South Africa is making a big localisation push – and has stopped using some international products: Ramaphosa

 ·24 Jun 2022

South Africa plans to rely on localisation and other tools as part of its post-Covid economic reconstruction plan, says president Cyril Ramaphosa.

Answering a recent parliamentary Q&A, Ramaphosa said localisation is one of several tools in the economic reconstruction and recovery plan to improve the dynamism of the economy, promote investment, develop new markets, transform the economy, promote equitable spatial development and contribute to the development of a capable state.

“Localisation is pivotal in stimulating growth and transformation. It is about creating an enabling environment for inclusive growth, deepening the country’s industrialisation base and creating targeted transformation measures,” he said.

“It seeks to expand the economy to include more participants and to ensure that more parts of the population, including women, young people, black South Africans and the rural poor, can contribute to and benefit from growth.”

Ramaphosa said the government has already seen some success with its recent localisation policies, including in the textile industry, where it is now a requirement for entities such as the South African National Defence Force (SANDF) to purchase all of its uniforms from local producers.

He also cited recent investments in the agricultural and manufacturing sectors, including:

  • An investment of R1.7 billion by the SA Poultry Association as part of the Poultry Master Plan.
  • A R3 billion investment by Ford Motor Company of South Africa and a R10 billion investment by Mercedes Benz to expand plants in Port Elizabeth and East London.
  • Komatsu SA has made a R300 million investment in an engine remanufacturing plant.

“While the evidence suggests that our localisation efforts are on the right path, the challenge of growth and employment is nevertheless challenging and complex,” the president said. He said further public discourse on how government tackles these issues should be encouraged and welcomed.

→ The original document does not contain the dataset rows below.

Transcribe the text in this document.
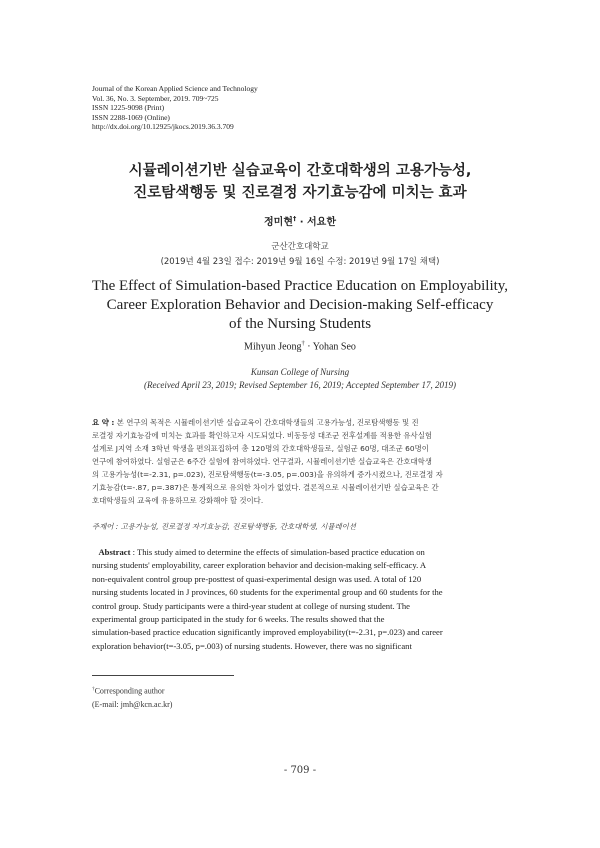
Journal of the Korean Applied Science and Technology
Vol. 36, No. 3. September, 2019. 709~725
ISSN 1225-9098 (Print)
ISSN 2288-1069 (Online)
http://dx.doi.org/10.12925/jkocs.2019.36.3.709
시뮬레이션기반 실습교육이 간호대학생의 고용가능성,
진로탐색행동 및 진로결정 자기효능감에 미치는 효과
정미현† · 서요한
군산간호대학교
(2019년 4월 23일 접수: 2019년 9월 16일 수정: 2019년 9월 17일 채택)
The Effect of Simulation-based Practice Education on Employability,
Career Exploration Behavior and Decision-making Self-efficacy
of the Nursing Students
Mihyun Jeong† · Yohan Seo
Kunsan College of Nursing
(Received April 23, 2019; Revised September 16, 2019; Accepted September 17, 2019)
요 약 : 본 연구의 목적은 시뮬레이션기반 실습교육이 간호대학생들의 고용가능성, 진로탐색행동 및 진
로결정 자기효능감에 미치는 효과를 확인하고자 시도되었다. 비동등성 대조군 전후설계를 적용한 유사실험
설계로 J지역 소재 3학년 학생을 편의표집하여 총 120명의 간호대학생들로, 실험군 60명, 대조군 60명이
연구에 참여하였다. 실험군은 6주간 실험에 참여하였다. 연구결과, 시뮬레이션기반 실습교육은 간호대학생
의 고용가능성(t=-2.31, p=.023), 진로탐색행동(t=-3.05, p=.003)을 유의하게 증가시켰으나, 진로결정 자
기효능감(t=-.87, p=.387)은 통계적으로 유의한 차이가 없었다. 결론적으로 시뮬레이션기반 실습교육은 간
호대학생들의 교육에 유용하므로 강화해야 할 것이다.
주제어 : 고용가능성, 진로결정 자기효능감, 진로탐색행동, 간호대학생, 시뮬레이션
Abstract : This study aimed to determine the effects of simulation-based practice education on
nursing students' employability, career exploration behavior and decision-making self-efficacy. A
non-equivalent control group pre-posttest of quasi-experimental design was used. A total of 120
nursing students located in J provinces, 60 students for the experimental group and 60 students for the
control group. Study participants were a third-year student at college of nursing student. The
experimental group participated in the study for 6 weeks. The results showed that the
simulation-based practice education significantly improved employability(t=-2.31, p=.023) and career
exploration behavior(t=-3.05, p=.003) of nursing students. However, there was no significant
†Corresponding author
(E-mail: jmh@kcn.ac.kr)
- 709 -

Trade and industry minister Ebrahim Patel has previously faced criticism in some sectors after the government announced plans to designate more products under the 100% local content category to support SMMEs in the local manufacturing sector. It has also considered blocking some imported products that are not 100% local.

Patel said that the localisation is not just a policy of his department but has ‘resounding support’ among South Africans who recognise the need to industrialise the local economy.

“It is the policy of the administration and follows the commitment in the manifesto of the ruling party to stronger localisation as a pillar of its industrial policy. The commitment to localisation is included in the Economic Reconstruction and Recovery Plan of government,” he said.

“The approach on localisation has also been unanimously endorsed by the business, labour and community representatives at Nedlac. They represent a large number of firms and entrepreneurs, workers in different sectors of the economy and organisations made up of representatives of various community interests.”